Papier stammt wohl nicht von der Flughafengesellschaft

Wer das Dokument verfasst hat, ist derzeit unklar. Die Flughafenbetreibergesellschaft FBB schloss gegenüber dem Berliner "Tagesspiegel" aus, dass das Papier aus ihrem Hause stammt. Und die für die Flughäfen zuständigen Staatssekretäre aus Berlin und Brandenburg erklärten, es gar nicht zu kennen.

Erst Ende September hieß es in einem Medienbericht, dass Tegel fast zeitgleich mit der Eröffnung des neuen Hauptstadtflughafens in Schönefeld schließen soll. Dies sähen die aktuellen Planungen von Flughafen-Chef Karsten Mühlenfeld für die Inbetriebnahme des BER vor. Wann genau der Airport nach mehreren geplatzten Eröffnungsterminen an den Start gehen könnte, soll am Freitag, 7. Oktober, ein Thema bei der nächsten Flughafen-Aufsichtsrat sein. Bislang wird am Ziel einer Eröffnung spätestens Ende 2017 festgehalten.

© dpa, Patrick Pleul Lesen Sie auch: Weitere Verzögerungen am BER

Sollte es zu diesem Zeitpunkt klappen, wird der BER für den wachsenden Verkehr in Berlin zu klein sein. Er fasst in seiner jetzigen Form zum Start 22 Millionen, später 27 Millionen Fluggäste pro Jahr. Allerdings wurden bereits im vergangenen Jahr insgesamt rund 29,53 Millionen Passagiere an den beiden Berliner Flughäfen Tegel und Schönefeld gezählt.

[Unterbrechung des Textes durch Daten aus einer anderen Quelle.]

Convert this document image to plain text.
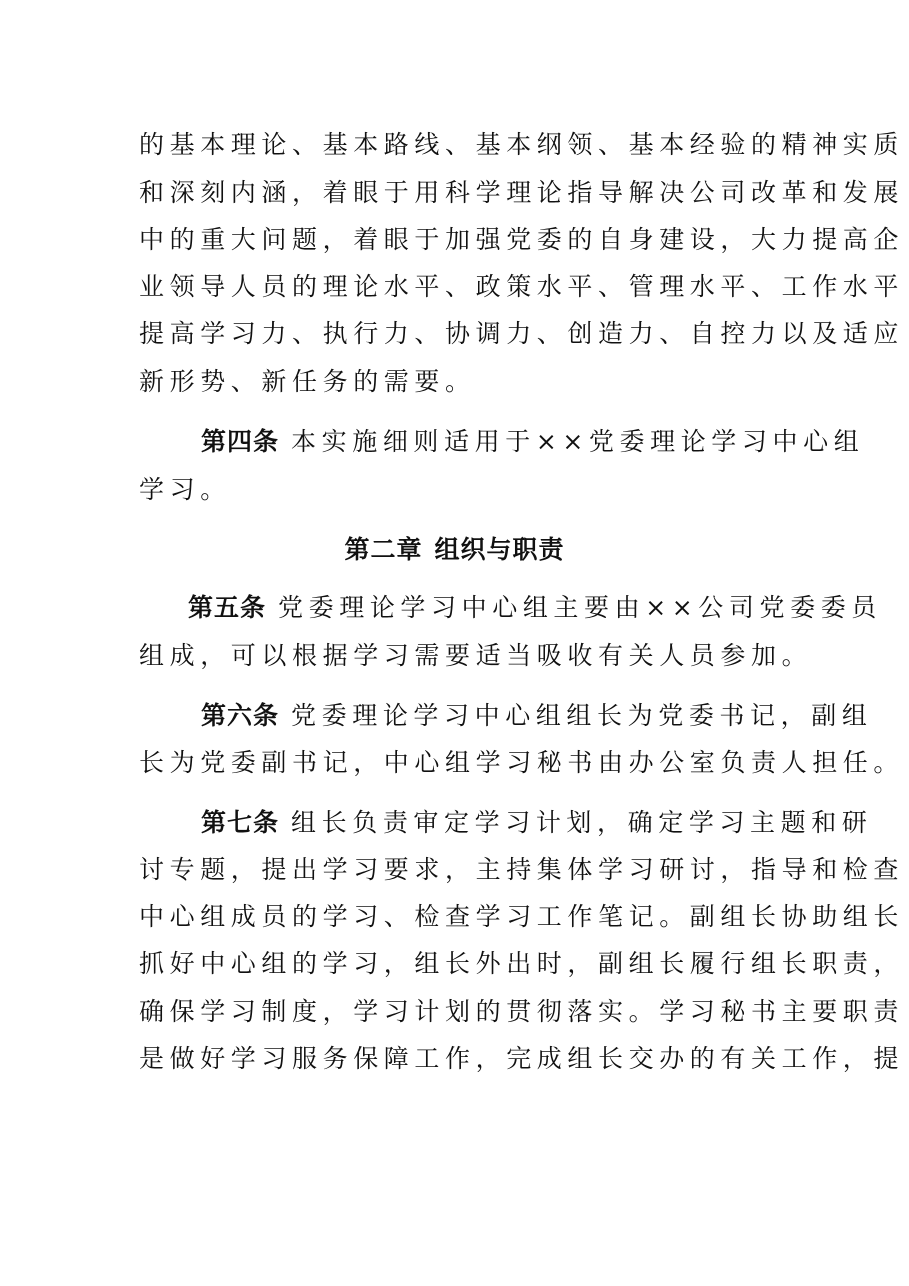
的基本理论、基本路线、基本纲领、基本经验的精神实质
和深刻内涵，着眼于用科学理论指导解决公司改革和发展
中的重大问题，着眼于加强党委的自身建设，大力提高企
业领导人员的理论水平、政策水平、管理水平、工作水平
提高学习力、执行力、协调力、创造力、自控力以及适应
新形势、新任务的需要。
第四条 本实施细则适用于××党委理论学习中心组
学习。
第二章 组织与职责
第五条 党委理论学习中心组主要由××公司党委委员
组成，可以根据学习需要适当吸收有关人员参加。
第六条 党委理论学习中心组组长为党委书记，副组
长为党委副书记，中心组学习秘书由办公室负责人担任。
第七条 组长负责审定学习计划，确定学习主题和研
讨专题，提出学习要求，主持集体学习研讨，指导和检查
中心组成员的学习、检查学习工作笔记。副组长协助组长
抓好中心组的学习，组长外出时，副组长履行组长职责，
确保学习制度，学习计划的贯彻落实。学习秘书主要职责
是做好学习服务保障工作，完成组长交办的有关工作，提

Bis der Neubau in Schönefeld erweitert ist, soll ein Teil der Fluggäste das benachbarte alte Schönefelder Terminal nutzen. Der Bau eines in dem Areal geplanten Regierungsterminals verzögert sich deshalb, eine Übergangslösung soll bis zum Jahr 2022 weiterhelfen. Auf Anhieb hat sich dafür aber keine Baufirma finden lassen.